Vogel watched Emily making her notes.

He resumed. From the smoothness of his telling, Emily realized that he had recounted the same story many times and was comfortable with it.

"In that underground bunker there was no day or night," said Vogel. "Hitler usually worked through the night and slept all morning. Before the wedding he called in his favorite secretary, Traudl Junge, and dictated two wills to her—a short testament in which he explained why he was marrying Eva Braun, and a longer political testament explaining the same nonsense about how the war had been forced on him by international Jewry. He waited up until Frau Junge had typed his three-page personal testament, and his ten-page political one, then he signed them and had his signatures witnessed, and then he was ready for sleep. But you know all that, don't you, Fräulein
 
Ashcroft?"

"Most of it. What came next is what is most important to me. I hope you will omit nothing, Herr Vogel."

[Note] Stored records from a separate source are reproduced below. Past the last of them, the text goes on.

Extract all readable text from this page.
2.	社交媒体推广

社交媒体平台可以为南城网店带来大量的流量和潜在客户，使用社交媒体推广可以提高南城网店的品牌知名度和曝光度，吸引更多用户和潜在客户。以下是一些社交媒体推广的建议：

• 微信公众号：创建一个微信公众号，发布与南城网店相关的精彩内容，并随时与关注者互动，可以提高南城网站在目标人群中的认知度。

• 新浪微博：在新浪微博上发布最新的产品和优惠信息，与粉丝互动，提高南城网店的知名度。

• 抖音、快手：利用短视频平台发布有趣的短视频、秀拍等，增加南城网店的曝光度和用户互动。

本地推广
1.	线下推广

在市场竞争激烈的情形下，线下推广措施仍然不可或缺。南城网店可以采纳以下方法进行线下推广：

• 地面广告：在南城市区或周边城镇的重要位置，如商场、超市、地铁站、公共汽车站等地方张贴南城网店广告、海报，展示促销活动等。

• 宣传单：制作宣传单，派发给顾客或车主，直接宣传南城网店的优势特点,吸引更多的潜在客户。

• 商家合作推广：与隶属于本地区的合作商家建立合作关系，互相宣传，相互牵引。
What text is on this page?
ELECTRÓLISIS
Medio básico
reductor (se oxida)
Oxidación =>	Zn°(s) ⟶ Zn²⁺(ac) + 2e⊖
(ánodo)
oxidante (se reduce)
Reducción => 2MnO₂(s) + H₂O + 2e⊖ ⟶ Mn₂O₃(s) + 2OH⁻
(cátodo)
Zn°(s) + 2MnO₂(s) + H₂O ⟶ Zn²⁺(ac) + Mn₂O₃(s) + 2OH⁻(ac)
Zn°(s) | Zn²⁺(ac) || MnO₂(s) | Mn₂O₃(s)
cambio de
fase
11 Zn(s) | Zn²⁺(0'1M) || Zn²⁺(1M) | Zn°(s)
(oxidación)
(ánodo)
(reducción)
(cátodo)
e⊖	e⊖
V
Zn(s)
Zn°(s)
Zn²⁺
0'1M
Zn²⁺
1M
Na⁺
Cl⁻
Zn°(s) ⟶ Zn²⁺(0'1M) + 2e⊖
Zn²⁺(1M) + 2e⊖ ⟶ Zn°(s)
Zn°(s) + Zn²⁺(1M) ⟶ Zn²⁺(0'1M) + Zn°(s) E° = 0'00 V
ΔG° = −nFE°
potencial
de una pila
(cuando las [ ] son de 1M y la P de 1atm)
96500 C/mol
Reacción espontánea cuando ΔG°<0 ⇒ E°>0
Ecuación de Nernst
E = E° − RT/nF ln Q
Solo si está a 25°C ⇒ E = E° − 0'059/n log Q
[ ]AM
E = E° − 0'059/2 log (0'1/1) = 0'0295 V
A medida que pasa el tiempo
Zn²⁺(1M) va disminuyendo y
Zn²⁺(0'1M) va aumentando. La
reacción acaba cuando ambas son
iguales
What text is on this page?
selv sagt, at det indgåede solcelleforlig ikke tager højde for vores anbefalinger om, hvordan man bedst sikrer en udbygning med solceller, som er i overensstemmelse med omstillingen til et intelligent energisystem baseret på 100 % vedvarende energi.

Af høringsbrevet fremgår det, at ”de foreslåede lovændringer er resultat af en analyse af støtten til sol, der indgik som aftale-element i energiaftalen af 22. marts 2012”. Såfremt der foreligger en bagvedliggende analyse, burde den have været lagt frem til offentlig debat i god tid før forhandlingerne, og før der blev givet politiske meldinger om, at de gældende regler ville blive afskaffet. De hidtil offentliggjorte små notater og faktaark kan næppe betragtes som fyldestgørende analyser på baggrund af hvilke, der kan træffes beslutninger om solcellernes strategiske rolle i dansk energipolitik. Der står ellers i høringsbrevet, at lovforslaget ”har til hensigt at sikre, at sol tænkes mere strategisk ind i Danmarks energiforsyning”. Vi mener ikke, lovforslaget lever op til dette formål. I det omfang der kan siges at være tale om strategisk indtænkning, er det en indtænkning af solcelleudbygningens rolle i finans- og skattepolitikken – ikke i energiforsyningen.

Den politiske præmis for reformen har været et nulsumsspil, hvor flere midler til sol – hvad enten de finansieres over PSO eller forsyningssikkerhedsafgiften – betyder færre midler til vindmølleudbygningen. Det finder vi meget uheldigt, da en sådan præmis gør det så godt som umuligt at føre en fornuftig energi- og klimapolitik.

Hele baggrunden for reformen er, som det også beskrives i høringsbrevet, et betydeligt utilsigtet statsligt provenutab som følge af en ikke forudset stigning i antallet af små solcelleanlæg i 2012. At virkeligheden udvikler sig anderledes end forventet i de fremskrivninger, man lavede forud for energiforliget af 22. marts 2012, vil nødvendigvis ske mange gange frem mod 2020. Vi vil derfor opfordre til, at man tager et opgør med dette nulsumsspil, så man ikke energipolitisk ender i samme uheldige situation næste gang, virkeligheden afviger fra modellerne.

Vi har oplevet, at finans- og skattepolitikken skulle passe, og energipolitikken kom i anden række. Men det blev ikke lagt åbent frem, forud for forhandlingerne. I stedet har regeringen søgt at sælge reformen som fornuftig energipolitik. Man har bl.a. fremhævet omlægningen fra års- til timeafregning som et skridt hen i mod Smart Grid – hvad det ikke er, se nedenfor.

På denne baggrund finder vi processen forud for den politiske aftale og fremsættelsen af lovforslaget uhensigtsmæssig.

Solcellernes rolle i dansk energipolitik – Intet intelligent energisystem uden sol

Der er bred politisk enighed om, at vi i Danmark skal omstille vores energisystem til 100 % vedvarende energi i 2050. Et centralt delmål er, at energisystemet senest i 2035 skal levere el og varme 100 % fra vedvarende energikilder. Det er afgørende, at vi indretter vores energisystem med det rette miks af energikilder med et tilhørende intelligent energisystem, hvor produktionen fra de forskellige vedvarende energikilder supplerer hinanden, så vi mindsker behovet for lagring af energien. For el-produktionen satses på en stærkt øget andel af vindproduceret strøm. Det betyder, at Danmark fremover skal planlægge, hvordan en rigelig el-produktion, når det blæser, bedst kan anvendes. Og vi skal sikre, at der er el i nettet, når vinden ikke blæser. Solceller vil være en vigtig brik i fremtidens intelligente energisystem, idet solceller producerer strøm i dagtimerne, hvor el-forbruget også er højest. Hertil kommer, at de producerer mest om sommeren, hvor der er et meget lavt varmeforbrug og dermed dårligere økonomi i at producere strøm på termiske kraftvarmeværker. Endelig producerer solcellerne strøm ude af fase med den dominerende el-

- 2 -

Vogel went back and forth in his rocking chair. "That morning, and between four-thirty and five-thirty A. M. on April 30, were the only times Hitler and Eva slept together as man and wife. At eleven in the morning on April 29, they were awake. By noon Hitler had held his last war conference, by rote, pointless. Next he sent off couriers with his testaments to get them out of Berlin. Then he began to get ready for death."

"Tell me how."

"He was worried about the efficiency of the potassium cyanide that Himmler had once given him. He wondered whether the capsules still had their potency and whether Himmler had given him the right ones. He wanted to be sure."

"That was when Hitler tried out a poison capsule on his dog."

"Ah, you know," said Vogel.

She could not tell if he was pleased with her knowledge or irked at being preempted. She decided not to show off her knowledge, but to let him tell as much as possible in his own words.